I have the following problem:
Within a stylesheet document I want to create an output from a relativly simple xml file.
While most of the common XPath and XSLT stuff is not that difficult, comparing two elements and deciding, how to go on is quite a problem right now.
example xml:
<root>
<foo>
<value>1</value>
<name>foo1</name>
</foo>
<foo>
<value>2</value>
<name></name>
</foo>
<foo>
<value>3</value>
<name>foo3</name>
</foo>
<bar>
<value>1</value>
</bar>
<bar>
<value>2</value>
</bar>
</root>
within the stylesheet is a xsl:for loop, that tries to decide, whether or not the current node shall be displayed:
[...]
<xsl:for-each select="bar">
<xsl:if test="//foo[value=./value]/name">
<!-- go on, if the content of the 'name' element is not empty -->
</xsl:if>
</xsl:for-each>
[...]
The intention was only to go on with the stuff, if the content of the ‘name’ element from ‘foo’ is not empty, using the euqality of the ‘value’ element.

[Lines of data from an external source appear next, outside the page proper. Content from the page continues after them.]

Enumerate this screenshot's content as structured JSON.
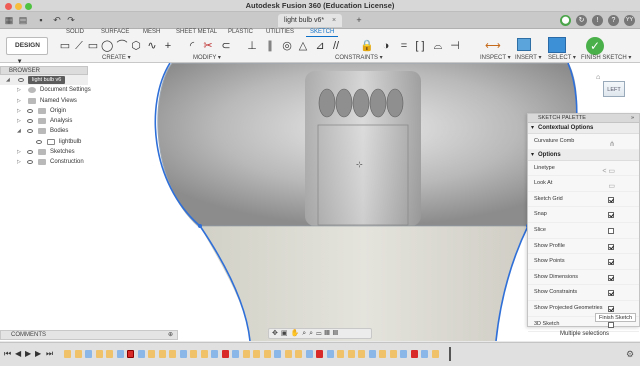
{
  "window": {
    "title": "Autodesk Fusion 360 (Education License)"
  },
  "tabbar": {
    "doc_tab": "light bulb v6*",
    "user_initials": "YY"
  },
  "ribbon": {
    "design_label": "DESIGN",
    "tabs": [
      "SOLID",
      "SURFACE",
      "MESH",
      "SHEET METAL",
      "PLASTIC",
      "UTILITIES",
      "SKETCH"
    ],
    "groups": [
      "CREATE",
      "MODIFY",
      "CONSTRAINTS",
      "INSPECT",
      "INSERT",
      "SELECT",
      "FINISH SKETCH"
    ]
  },
  "browser": {
    "header": "BROWSER",
    "root": "light bulb v6",
    "items": [
      "Document Settings",
      "Named Views",
      "Origin",
      "Analysis",
      "Bodies",
      "lightbulb",
      "Sketches",
      "Construction"
    ]
  },
  "viewcube": {
    "face": "LEFT"
  },
  "palette": {
    "header": "SKETCH PALETTE",
    "contextual_title": "Contextual Options",
    "curvature_comb": "Curvature Comb",
    "options_title": "Options",
    "options": [
      {
        "label": "Linetype",
        "checked": null
      },
      {
        "label": "Look At",
        "checked": null
      },
      {
        "label": "Sketch Grid",
        "checked": true
      },
      {
        "label": "Snap",
        "checked": true
      },
      {
        "label": "Slice",
        "checked": false
      },
      {
        "label": "Show Profile",
        "checked": true
      },
      {
        "label": "Show Points",
        "checked": true
      },
      {
        "label": "Show Dimensions",
        "checked": true
      },
      {
        "label": "Show Constraints",
        "checked": true
      },
      {
        "label": "Show Projected Geometries",
        "checked": true
      },
      {
        "label": "3D Sketch",
        "checked": false
      }
    ],
    "finish_label": "Finish Sketch"
  },
  "status": {
    "comments": "COMMENTS",
    "selection": "Multiple selections"
  },
  "colors": {
    "accent": "#0b6fc8",
    "finish_green": "#4ab04a",
    "sketch_blue": "#2f6fd8",
    "selected_red": "#d92a2a"
  }
}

The result is, that every line from ‘bar’ creates an output, event if I intended not to have one for the second entry, since ‘//foo[2]/name’ is empty.
I’m not sure, how to proceed at the moment… Maybe a generated key would be sufficent!? I don’t know…
Thanks for every comment!
You probably want to use something like the following:
Most striking is of course that you should use current()/value instead of ./value, because current() refers to the bar element, and . refers to the foo element looped over.